You cast her to weep, you cast her to wail, to rend her clothes and tear
out her hair. You cast her to
wander through the film numb and mute, consumed by grief, joylessly
masturbating and self-harming. If
Lars Von Trier ever does a film of Ancient Greek gloom-fest The Trojan Women you know he’ll have
Charlotte play all the major roles, Eddie Murphy-style. It’ll probably be only marginally less
depressing than Norbit.
In The Tree, Charlotte plays
Dawn a happy, contented wife and mother living in rural splendor in a rambling
farmhouse in the Australian Outback.
Happy? Contented? Charlotte Gainsbourg? That can’t be allowed to last, so 15
minutes in her lovely hubby pops his clogs at the wheel of his ute, and crashes
into the huge Moreton Bay fig tree and thumpingly obvious metaphor that stands
next to their house, leaving her with 4 children to bring up alone.
A giant organic sentinel watching over the household sheltering beneath
its branches, the tree is practically a silent member of the family, literally
in the case of willful daddy’s girl Simone (Morgana Davies) who, convinced that
the spirit of her dead father now resides in the tree, spends hours sitting in
its branches, communing with him, particularly when her mother enters into a
tentative mid-life romance with local plumber George (Marton Csokas).
As the tree begins to invade the home (bat in the kitchen, toads in the
loo, roots that block the plumbing, a wayward branch that trashes Dawn’s
bedroom) Dawn becomes increasingly convinced that Simone may just be right and
starts spending her own quality time lolling in its comforting branches. But when the tree starts to encroach on
a neighbour’s land, forcing Dawn to consider cutting it down, Simone’s stubborn
refusal to allow the tree’s destruction jeapordises both their home and Dawn’s
relationship with George.
Suffused with a tender, wistful sadness, The Tree is a refreshingly schmaltz-free study of familial grief. Gainsbourg’s grieving widow here is as
restrained and subtle as her grieving mother in Lars Von Trier’s darker
portrait of loss, Antichrist, was a
rabid, hysterical, vengeful harpy though it does make you wonder if she only makes
tree-themed films now.
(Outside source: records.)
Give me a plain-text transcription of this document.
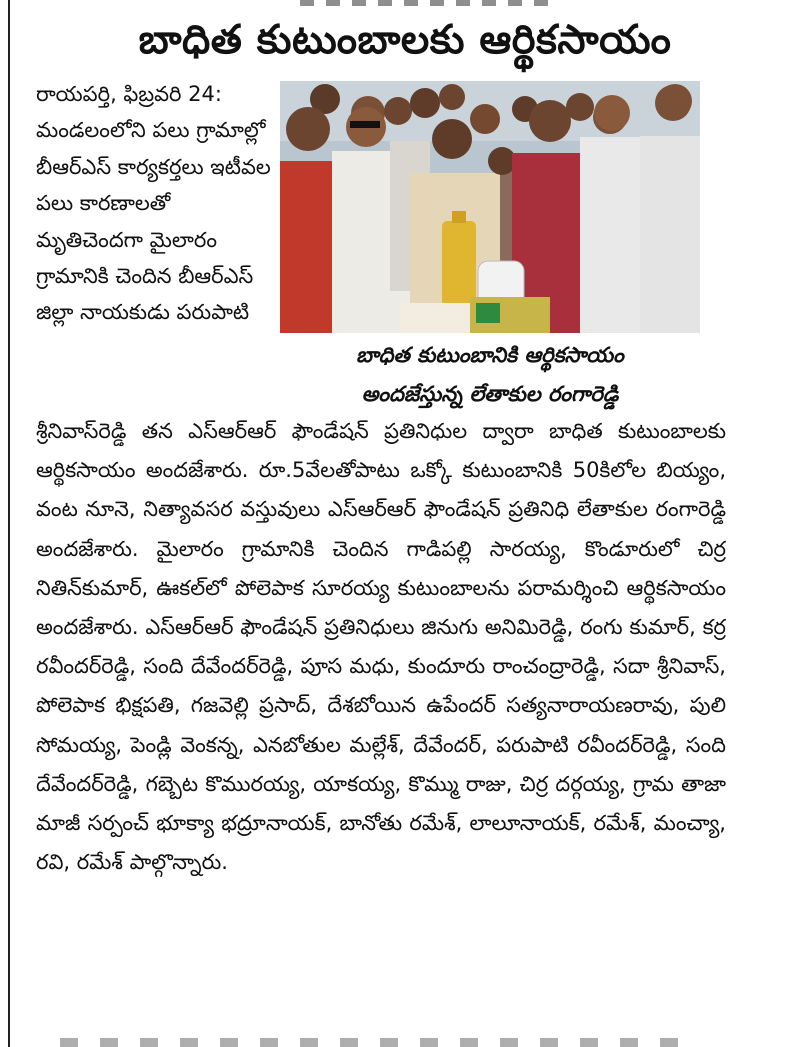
బాధిత కుటుంబాలకు ఆర్థికసాయం

రాయపర్తి, ఫిబ్రవరి 24: మండలంలోని పలు గ్రామాల్లో బీఆర్ఎస్ కార్యకర్తలు ఇటీవల పలు కారణాలతో మృతిచెందగా మైలారం గ్రామానికి చెందిన బీఆర్ఎస్ జిల్లా నాయకుడు పరుపాటి

బాధిత కుటుంబానికి ఆర్థికసాయం
అందజేస్తున్న లేతాకుల రంగారెడ్డి

శ్రీనివాస్‌రెడ్డి తన ఎస్ఆర్ఆర్ ఫౌండేషన్ ప్రతినిధుల ద్వారా బాధిత కుటుంబాలకు ఆర్థికసాయం అందజేశారు. రూ.5వేలతోపాటు ఒక్కో కుటుంబానికి 50కిలోల బియ్యం, వంట నూనె, నిత్యావసర వస్తువులు ఎస్ఆర్ఆర్ ఫౌండేషన్ ప్రతినిధి లేతాకుల రంగారెడ్డి అందజేశారు. మైలారం గ్రామానికి చెందిన గాడిపల్లి సారయ్య, కొండూరులో చిర్ర నితిన్‌కుమార్, ఊకల్‌లో పోలెపాక సూరయ్య కుటుంబాలను పరామర్శించి ఆర్థికసాయం అందజేశారు. ఎస్ఆర్ఆర్ ఫౌండేషన్ ప్రతినిధులు జినుగు అనిమిరెడ్డి, రంగు కుమార్, కర్ర రవీందర్‌రెడ్డి, సంది దేవేందర్‌రెడ్డి, పూస మధు, కుందూరు రాంచంద్రారెడ్డి, సదా శ్రీనివాస్, పోలెపాక భిక్షపతి, గజవెల్లి ప్రసాద్, దేశబోయిన ఉపేందర్ సత్యనారాయణరావు, పులి సోమయ్య, పెండ్లి వెంకన్న, ఎనబోతుల మల్లేశ్, దేవేందర్, పరుపాటి రవీందర్‌రెడ్డి, సంది దేవేందర్‌రెడ్డి, గబ్బెట కొమురయ్య, యాకయ్య, కొమ్ము రాజు, చిర్ర దర్గయ్య, గ్రామ తాజా మాజీ సర్పంచ్ భూక్యా భద్రూనాయక్, బానోతు రమేశ్, లాలూనాయక్, రమేశ్, మంచ్యా, రవి, రమేశ్ పాల్గొన్నారు.
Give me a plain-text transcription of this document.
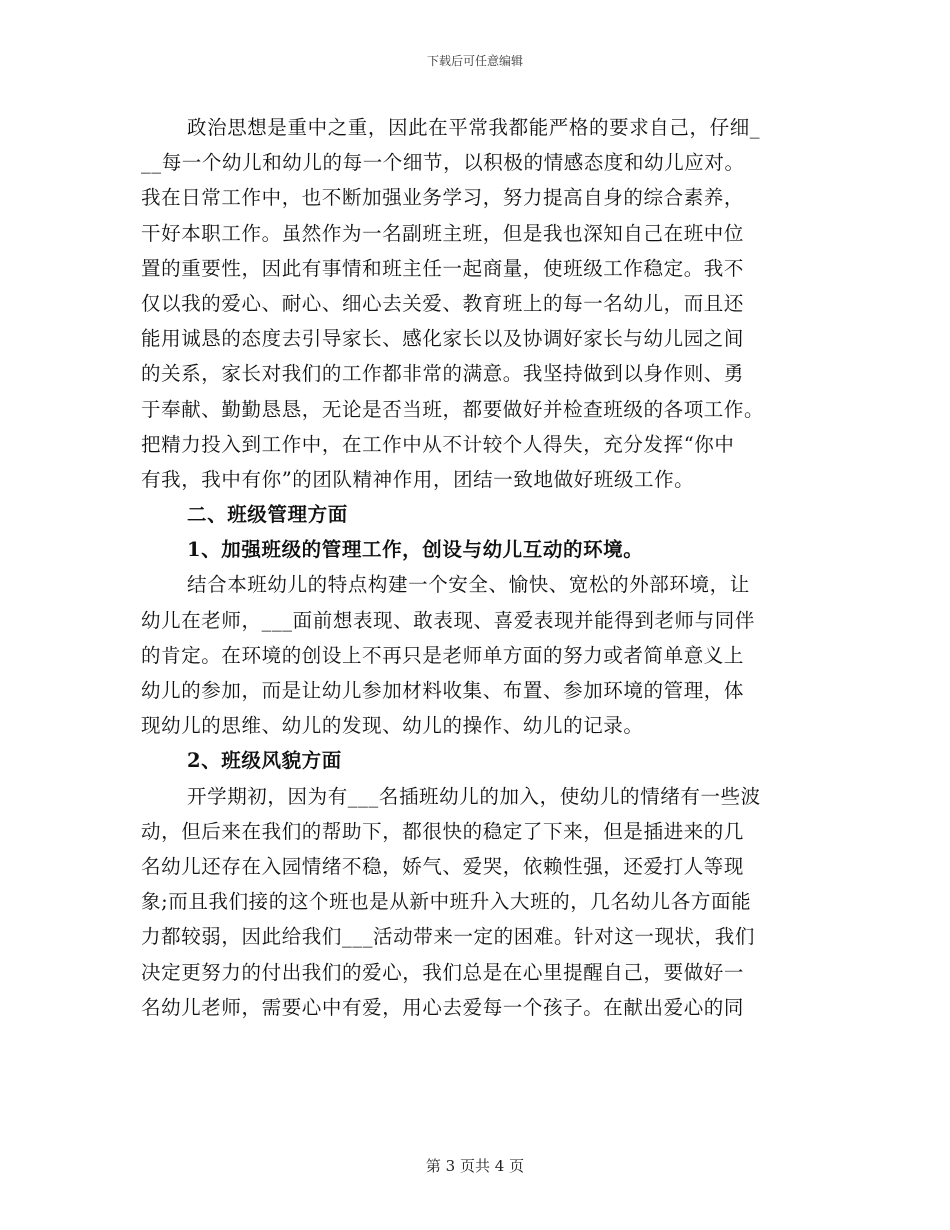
下载后可任意编辑
政治思想是重中之重，因此在平常我都能严格的要求自己，仔细_
__每一个幼儿和幼儿的每一个细节，以积极的情感态度和幼儿应对。
我在日常工作中，也不断加强业务学习，努力提高自身的综合素养，
干好本职工作。虽然作为一名副班主班，但是我也深知自己在班中位
置的重要性，因此有事情和班主任一起商量，使班级工作稳定。我不
仅以我的爱心、耐心、细心去关爱、教育班上的每一名幼儿，而且还
能用诚恳的态度去引导家长、感化家长以及协调好家长与幼儿园之间
的关系，家长对我们的工作都非常的满意。我坚持做到以身作则、勇
于奉献、勤勤恳恳，无论是否当班，都要做好并检查班级的各项工作。
把精力投入到工作中，在工作中从不计较个人得失，充分发挥“你中
有我，我中有你”的团队精神作用，团结一致地做好班级工作。
二、班级管理方面
1、加强班级的管理工作，创设与幼儿互动的环境。
结合本班幼儿的特点构建一个安全、愉快、宽松的外部环境，让
幼儿在老师，___面前想表现、敢表现、喜爱表现并能得到老师与同伴
的肯定。在环境的创设上不再只是老师单方面的努力或者简单意义上
幼儿的参加，而是让幼儿参加材料收集、布置、参加环境的管理，体
现幼儿的思维、幼儿的发现、幼儿的操作、幼儿的记录。
2、班级风貌方面
开学期初，因为有___名插班幼儿的加入，使幼儿的情绪有一些波
动，但后来在我们的帮助下，都很快的稳定了下来，但是插进来的几
名幼儿还存在入园情绪不稳，娇气、爱哭，依赖性强，还爱打人等现
象;而且我们接的这个班也是从新中班升入大班的，几名幼儿各方面能
力都较弱，因此给我们___活动带来一定的困难。针对这一现状，我们
决定更努力的付出我们的爱心，我们总是在心里提醒自己，要做好一
名幼儿老师，需要心中有爱，用心去爱每一个孩子。在献出爱心的同
第 3 页共 4 页
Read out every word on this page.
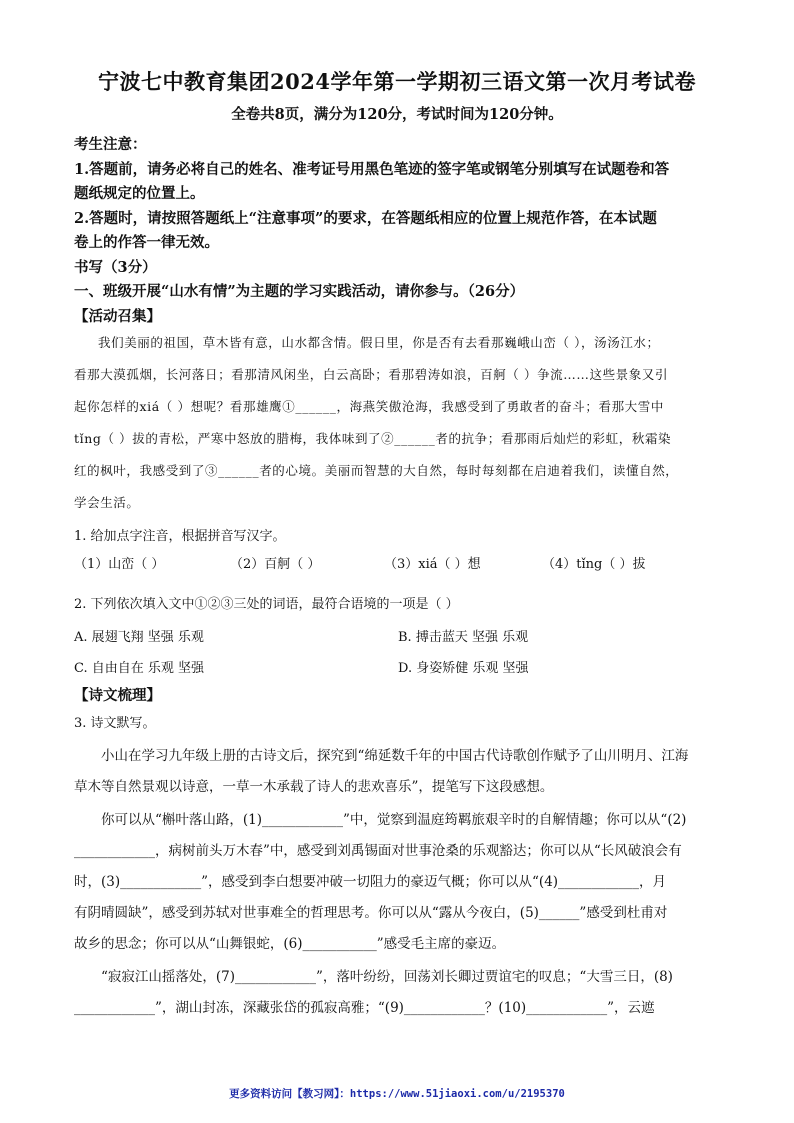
宁波七中教育集团2024学年第一学期初三语文第一次月考试卷
全卷共8页，满分为120分，考试时间为120分钟。
考生注意：
1.答题前，请务必将自己的姓名、准考证号用黑色笔迹的签字笔或钢笔分别填写在试题卷和答
题纸规定的位置上。
2.答题时，请按照答题纸上“注意事项”的要求，在答题纸相应的位置上规范作答，在本试题
卷上的作答一律无效。
书写（3分）
一、班级开展“山水有情”为主题的学习实践活动，请你参与。（26分）
【活动召集】
我们美丽的祖国，草木皆有意，山水都含情。假日里，你是否有去看那巍峨山峦（ ），汤汤江水；
看那大漠孤烟，长河落日；看那清风闲坐，白云高卧；看那碧涛如浪，百舸（ ）争流……这些景象又引
起你怎样的xiá（ ）想呢？看那雄鹰①______，海燕笑傲沧海，我感受到了勇敢者的奋斗；看那大雪中
tǐng（ ）拔的青松，严寒中怒放的腊梅，我体味到了②______者的抗争；看那雨后灿烂的彩虹，秋霜染
红的枫叶，我感受到了③______者的心境。美丽而智慧的大自然，每时每刻都在启迪着我们，读懂自然，
学会生活。
1. 给加点字注音，根据拼音写汉字。
（1）山峦（ ）	（2）百舸（ ）	（3）xiá（ ）想	（4）tǐng（ ）拔
2. 下列依次填入文中①②③三处的词语，最符合语境的一项是（ ）
A. 展翅飞翔 坚强 乐观	B. 搏击蓝天 坚强 乐观
C. 自由自在 乐观 坚强	D. 身姿矫健 乐观 坚强
【诗文梳理】
3. 诗文默写。
小山在学习九年级上册的古诗文后，探究到“绵延数千年的中国古代诗歌创作赋予了山川明月、江海
草木等自然景观以诗意，一草一木承载了诗人的悲欢喜乐”，提笔写下这段感想。
你可以从“槲叶落山路，(1)____________”中，觉察到温庭筠羁旅艰辛时的自解情趣；你可以从“(2)
____________，病树前头万木春”中，感受到刘禹锡面对世事沧桑的乐观豁达；你可以从“长风破浪会有
时，(3)____________”，感受到李白想要冲破一切阻力的豪迈气概；你可以从“(4)____________，月
有阴晴圆缺”，感受到苏轼对世事难全的哲理思考。你可以从“露从今夜白，(5)______”感受到杜甫对
故乡的思念；你可以从“山舞银蛇，(6)___________”感受毛主席的豪迈。
“寂寂江山摇落处，(7)____________”，落叶纷纷，回荡刘长卿过贾谊宅的叹息；“大雪三日，(8)
____________”，湖山封冻，深藏张岱的孤寂高雅；“(9)____________？(10)____________”，云遮
更多资料访问【教习网】：https://www.51jiaoxi.com/u/2195370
Thankfully The Tree is more treehugger than Antichrist‘s treehumper. Maybe Charlotte will cameo in The Hobbit as a sentient tree? As the bratty but endearing Simone,
Morgana Davies gives a performance of depth and maturity and her scenes with
Csokas’s George crackle with the pain her father’s death and her stubborn
refusal to even entertain the idea of someone replacing him in her mother’s
affections.
While it’s a little too laidback for it’s own good, The Tree is a rewarding study of grief and loss.
But just once I’d like to see Charlotte Gainsbourg in a film where she
gets to dress up and have a laugh rather spend all her time disheveled and
grieving with a bubble of snot at the side of her nose. It’s not much to ask.